La Bella e la Bestia

A volte trovo una ragione in più per voler tenere un diario di questo tipo. Come per esempio La Bella e la Bestia, vista questa sera al cinema, per la seconda volta in assoluto. Me ne sono venuto a casa mentre mi risuonava dentro quel "...la felicità", con tanta voglia di silenzio, stupore per le stelle del cielo e la tiepida frescura della sera, e gratitudine al mondo, a Dio e agli uomini.

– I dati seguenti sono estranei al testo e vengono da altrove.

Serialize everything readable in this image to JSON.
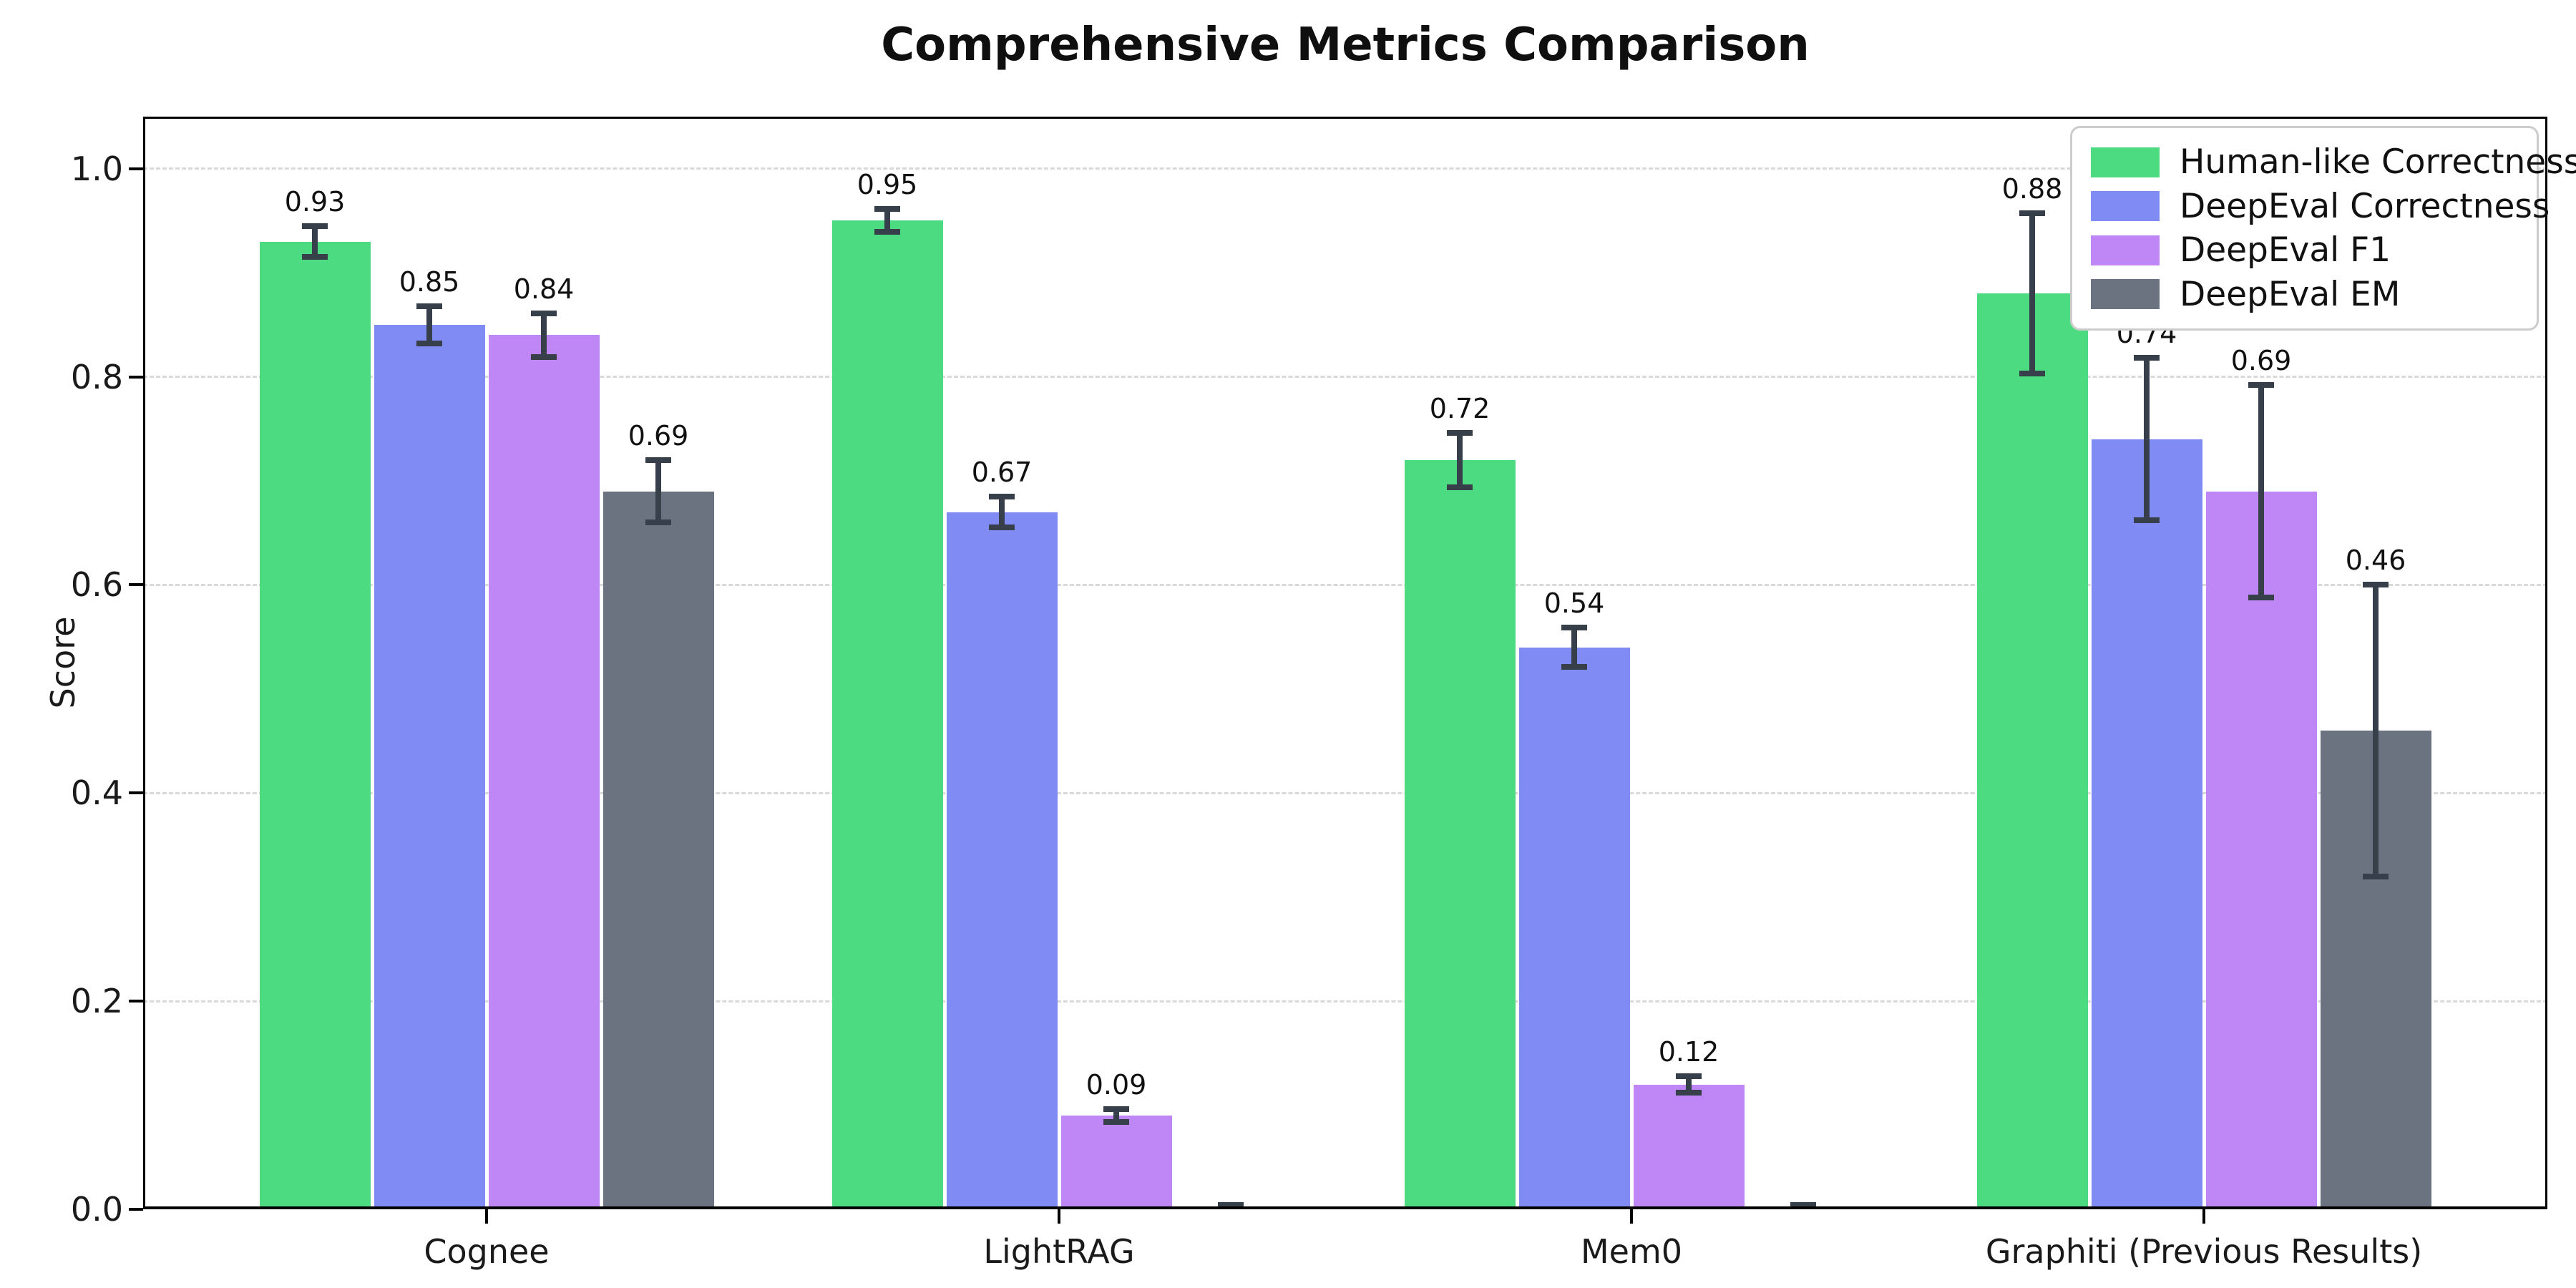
{
  "chart_data": {
    "type": "bar",
    "title": "Comprehensive Metrics Comparison",
    "xlabel": "",
    "ylabel": "Score",
    "categories": [
      "Cognee",
      "LightRAG",
      "Mem0",
      "Graphiti (Previous Results)"
    ],
    "ylim": [
      0,
      1.05
    ],
    "yticks": [
      "0.0",
      "0.2",
      "0.4",
      "0.6",
      "0.8",
      "1.0"
    ],
    "ytick_values": [
      0.0,
      0.2,
      0.4,
      0.6,
      0.8,
      1.0
    ],
    "grid": "horizontal dashed gridlines at y ticks",
    "legend_position": "upper right",
    "bar_width_fraction": 0.2,
    "x_padding": 0.6,
    "error_bar_color": "#37404a",
    "background_color": "#ffffff",
    "gridline_color": "#d9d9d9",
    "series": [
      {
        "name": "Human-like Correctness",
        "color": "#4cdb80",
        "values": [
          0.93,
          0.95,
          0.72,
          0.88
        ],
        "errors": [
          0.015,
          0.011,
          0.026,
          0.077
        ],
        "labels": [
          "0.93",
          "0.95",
          "0.72",
          "0.88"
        ]
      },
      {
        "name": "DeepEval Correctness",
        "color": "#808cf3",
        "values": [
          0.85,
          0.67,
          0.54,
          0.74
        ],
        "errors": [
          0.018,
          0.015,
          0.019,
          0.078
        ],
        "labels": [
          "0.85",
          "0.67",
          "0.54",
          "0.74"
        ]
      },
      {
        "name": "DeepEval F1",
        "color": "#bf87f5",
        "values": [
          0.84,
          0.09,
          0.12,
          0.69
        ],
        "errors": [
          0.021,
          0.006,
          0.008,
          0.102
        ],
        "labels": [
          "0.84",
          "0.09",
          "0.12",
          "0.69"
        ]
      },
      {
        "name": "DeepEval EM",
        "color": "#6b7280",
        "values": [
          0.69,
          0.0,
          0.0,
          0.46
        ],
        "errors": [
          0.03,
          0.004,
          0.004,
          0.14
        ],
        "labels": [
          "0.69",
          "",
          "",
          "0.46"
        ]
      }
    ]
  }
}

Non è una storia d'amore e basta: non è così banale. È la storia di come nasce un amore, di come si apprende ad amare chi si ha accanto, e di quanto alla fine dei conti sia labile il confine tra amicizia e amore, quando sono intesi nel senso più profondo, più puro e più vero. Il grande pregio della Bella e la Bestia, quello che mi ha fatto finalmente capire quanto effettivamente sovrasti l'intera schiera di splendidi film della Disney Renaissance, da La Sirenetta a Tarzan, non sono le canzoni, la colonna sonora da musical, gli sfondi dipinti a mano, la stilizzazione, la sceneggiatura serrata, la narrativa compatta: è invece la sua misura di verità. La Bella e la Bestia è vera quanto la vita, i suoi personaggi principali non sono maschere ma persone autentiche, con le loro emozioni - impercettibilmente, ma significativamente diverse dai buoni e cattivi sentimenti su cui si appiattisce generalmente un film di animazione. Ed è per questo che durante la scena del ballo, o al termine del duello con Gaston e nell'intervento di Belle, chi abbia visto tutto il film senza interruzioni può arrivare a versare qualche goccia di pianto: perché come nella tragedia greca, aristotelicamente intesa, ciò che viene rappresentato sono le nostre emozioni, i nostri rapporti interpersonali, e il modo in cui siamo (o non siamo) giunti fino a lì.
Ne è espressione poetica, e quindi sintesi estrema, la dedica al paroliere Howard Ashman (1950-1991), collocata al termine dei titoli di coda.
To our friend Howard, who gave a mermaid her voice and a beast his soul, we will be forever grateful.

Lascio stare il 3D - immagino che la digitalizzazione sia avvenuta utilizzando i vari piani della multiplane camera, per cui un presupposto di tridimensionalità ci fosse già in partenza, come per la maggior parte dei classici Disney.